Stories are one of the most powerful and influential art forms to shape the human existence. Stories have been used as cautionary tales of good versus evil, as parables to teach and inspire, and as forms of entertainment and enjoyment.
Stories offer people from every corner of the world an opportunity for expression, a gateway to explore emotion, and a point of connection. And while storytelling is one of the few commonalities between all 8 billion human beings currently existing on Earth, no story has been, is, or will ever be the same. This week is National Write Your Story Week. The celebration serves to remind us that every story is unique. Whether you’re penning the next great American novel, crafting that deeply personal memoir, illustrating a graphic novel, refining a book of poems, journaling a paragraph between busy moments, or hastily typing up your next 280 character tweet, only you can tell your story, and your story, just like every story, matters. When I was five years old, my parents bought two acres of land on Dehmel Road, just north of Genesee Street. One of the first things they did after the house was built was plant a wildflower garden. They bought a bag of mixed wildflower seeds and scattered them in the long, nearly-the-size-of-a-school bus berm. It was my favorite part of the yard because every spring and summer the flowers spread and flourished. They sprouted up in various shapes, sizes, textures, and colors, and when the many wildflower varieties came together—existed alongside each other—they created the most breathtaking display. A public library offers the same beauty and variety as the wildflower garden of my childhood home. A public library is a cherished space where countless stories live. It is a place where each added story brings depth and breadth to the whole of a library’s collection.

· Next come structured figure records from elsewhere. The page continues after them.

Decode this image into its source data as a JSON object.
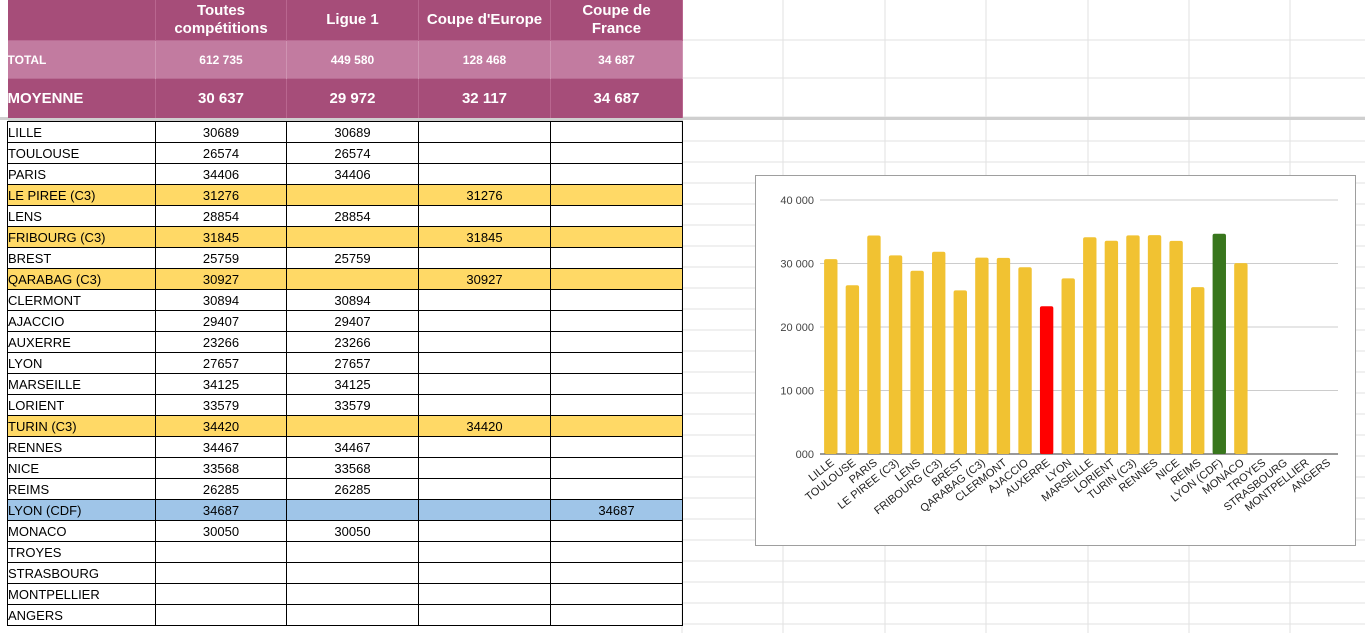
{
  "header": {
    "columns": [
      "",
      "Toutes compétitions",
      "Ligue 1",
      "Coupe d'Europe",
      "Coupe de France"
    ]
  },
  "summary": {
    "total": {
      "label": "TOTAL",
      "values": [
        "612 735",
        "449 580",
        "128 468",
        "34 687"
      ]
    },
    "average": {
      "label": "MOYENNE",
      "values": [
        "30 637",
        "29 972",
        "32 117",
        "34 687"
      ]
    }
  },
  "rows": [
    {
      "team": "LILLE",
      "all": "30689",
      "l1": "30689",
      "eur": "",
      "cdf": "",
      "kind": "l1"
    },
    {
      "team": "TOULOUSE",
      "all": "26574",
      "l1": "26574",
      "eur": "",
      "cdf": "",
      "kind": "l1"
    },
    {
      "team": "PARIS",
      "all": "34406",
      "l1": "34406",
      "eur": "",
      "cdf": "",
      "kind": "l1"
    },
    {
      "team": "LE PIREE (C3)",
      "all": "31276",
      "l1": "",
      "eur": "31276",
      "cdf": "",
      "kind": "c3"
    },
    {
      "team": "LENS",
      "all": "28854",
      "l1": "28854",
      "eur": "",
      "cdf": "",
      "kind": "l1"
    },
    {
      "team": "FRIBOURG (C3)",
      "all": "31845",
      "l1": "",
      "eur": "31845",
      "cdf": "",
      "kind": "c3"
    },
    {
      "team": "BREST",
      "all": "25759",
      "l1": "25759",
      "eur": "",
      "cdf": "",
      "kind": "l1"
    },
    {
      "team": "QARABAG (C3)",
      "all": "30927",
      "l1": "",
      "eur": "30927",
      "cdf": "",
      "kind": "c3"
    },
    {
      "team": "CLERMONT",
      "all": "30894",
      "l1": "30894",
      "eur": "",
      "cdf": "",
      "kind": "l1"
    },
    {
      "team": "AJACCIO",
      "all": "29407",
      "l1": "29407",
      "eur": "",
      "cdf": "",
      "kind": "l1"
    },
    {
      "team": "AUXERRE",
      "all": "23266",
      "l1": "23266",
      "eur": "",
      "cdf": "",
      "kind": "l1"
    },
    {
      "team": "LYON",
      "all": "27657",
      "l1": "27657",
      "eur": "",
      "cdf": "",
      "kind": "l1"
    },
    {
      "team": "MARSEILLE",
      "all": "34125",
      "l1": "34125",
      "eur": "",
      "cdf": "",
      "kind": "l1"
    },
    {
      "team": "LORIENT",
      "all": "33579",
      "l1": "33579",
      "eur": "",
      "cdf": "",
      "kind": "l1"
    },
    {
      "team": "TURIN (C3)",
      "all": "34420",
      "l1": "",
      "eur": "34420",
      "cdf": "",
      "kind": "c3"
    },
    {
      "team": "RENNES",
      "all": "34467",
      "l1": "34467",
      "eur": "",
      "cdf": "",
      "kind": "l1"
    },
    {
      "team": "NICE",
      "all": "33568",
      "l1": "33568",
      "eur": "",
      "cdf": "",
      "kind": "l1"
    },
    {
      "team": "REIMS",
      "all": "26285",
      "l1": "26285",
      "eur": "",
      "cdf": "",
      "kind": "l1"
    },
    {
      "team": "LYON (CDF)",
      "all": "34687",
      "l1": "",
      "eur": "",
      "cdf": "34687",
      "kind": "cdf"
    },
    {
      "team": "MONACO",
      "all": "30050",
      "l1": "30050",
      "eur": "",
      "cdf": "",
      "kind": "l1"
    },
    {
      "team": "TROYES",
      "all": "",
      "l1": "",
      "eur": "",
      "cdf": "",
      "kind": "l1"
    },
    {
      "team": "STRASBOURG",
      "all": "",
      "l1": "",
      "eur": "",
      "cdf": "",
      "kind": "l1"
    },
    {
      "team": "MONTPELLIER",
      "all": "",
      "l1": "",
      "eur": "",
      "cdf": "",
      "kind": "l1"
    },
    {
      "team": "ANGERS",
      "all": "",
      "l1": "",
      "eur": "",
      "cdf": "",
      "kind": "l1"
    }
  ],
  "colors": {
    "header_bg": "#a64d79",
    "total_bg": "#c27ba0",
    "c3_row": "#ffd966",
    "cdf_row": "#9fc5e8",
    "bar_default": "#f1c232",
    "bar_low": "#ff0000",
    "bar_high": "#38761d"
  },
  "chart_data": {
    "type": "bar",
    "title": "",
    "xlabel": "",
    "ylabel": "",
    "ylim": [
      0,
      40000
    ],
    "yticks": [
      "000",
      "10 000",
      "20 000",
      "30 000",
      "40 000"
    ],
    "grid": true,
    "legend": "none",
    "categories": [
      "LILLE",
      "TOULOUSE",
      "PARIS",
      "LE PIREE (C3)",
      "LENS",
      "FRIBOURG (C3)",
      "BREST",
      "QARABAG (C3)",
      "CLERMONT",
      "AJACCIO",
      "AUXERRE",
      "LYON",
      "MARSEILLE",
      "LORIENT",
      "TURIN (C3)",
      "RENNES",
      "NICE",
      "REIMS",
      "LYON (CDF)",
      "MONACO",
      "TROYES",
      "STRASBOURG",
      "MONTPELLIER",
      "ANGERS"
    ],
    "values": [
      30689,
      26574,
      34406,
      31276,
      28854,
      31845,
      25759,
      30927,
      30894,
      29407,
      23266,
      27657,
      34125,
      33579,
      34420,
      34467,
      33568,
      26285,
      34687,
      30050,
      null,
      null,
      null,
      null
    ],
    "bar_colors": [
      "#f1c232",
      "#f1c232",
      "#f1c232",
      "#f1c232",
      "#f1c232",
      "#f1c232",
      "#f1c232",
      "#f1c232",
      "#f1c232",
      "#f1c232",
      "#ff0000",
      "#f1c232",
      "#f1c232",
      "#f1c232",
      "#f1c232",
      "#f1c232",
      "#f1c232",
      "#f1c232",
      "#38761d",
      "#f1c232",
      "#f1c232",
      "#f1c232",
      "#f1c232",
      "#f1c232"
    ]
  }
}
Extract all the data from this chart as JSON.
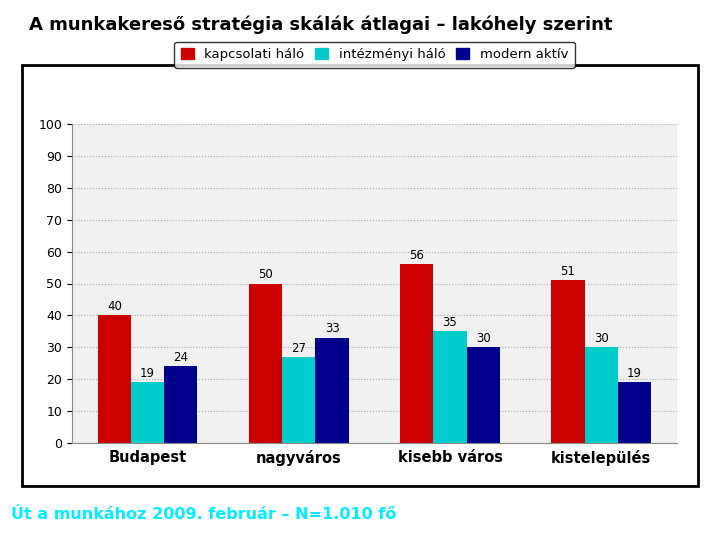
{
  "title": "A munkakereső stratégia skálák átlagai – lakóhely szerint",
  "categories": [
    "Budapest",
    "nagyváros",
    "kisebb város",
    "kistelepülés"
  ],
  "series": [
    {
      "label": "kapcsolati háló",
      "color": "#CC0000",
      "values": [
        40,
        50,
        56,
        51
      ]
    },
    {
      "label": "intézményi háló",
      "color": "#00CCCC",
      "values": [
        19,
        27,
        35,
        30
      ]
    },
    {
      "label": "modern aktív",
      "color": "#00008B",
      "values": [
        24,
        33,
        30,
        19
      ]
    }
  ],
  "ylim": [
    0,
    100
  ],
  "yticks": [
    0,
    10,
    20,
    30,
    40,
    50,
    60,
    70,
    80,
    90,
    100
  ],
  "footer_text": "Út a munkához 2009. február – N=1.010 fő",
  "footer_bg": "#0a2a4a",
  "footer_text_color": "#00EEFF",
  "chart_bg": "#ffffff",
  "plot_area_bg": "#f0f0f0",
  "grid_color": "#aaaaaa",
  "bar_width": 0.22
}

This week, as we celebrate National Write Your Story Week, we’d like to encourage you to write your story, in whatever form it wants to take. Perhaps you write it a journal just for you, or you share it online for others to read. If you post it on Facebook be sure to tag the Wickson Library so we can like it!
You might consider telling a story from your childhood, capturing a significant moment in your life that you don’t want to forget, or simply jotting down something you experienced earlier today. You might think, but my story isn’t that significant; my story doesn’t fit into the larger narrative around me. But this is precisely why we need your unique story. Only you can tell it! Whatever you write, however you write it, the world wants your story; the world needs your story.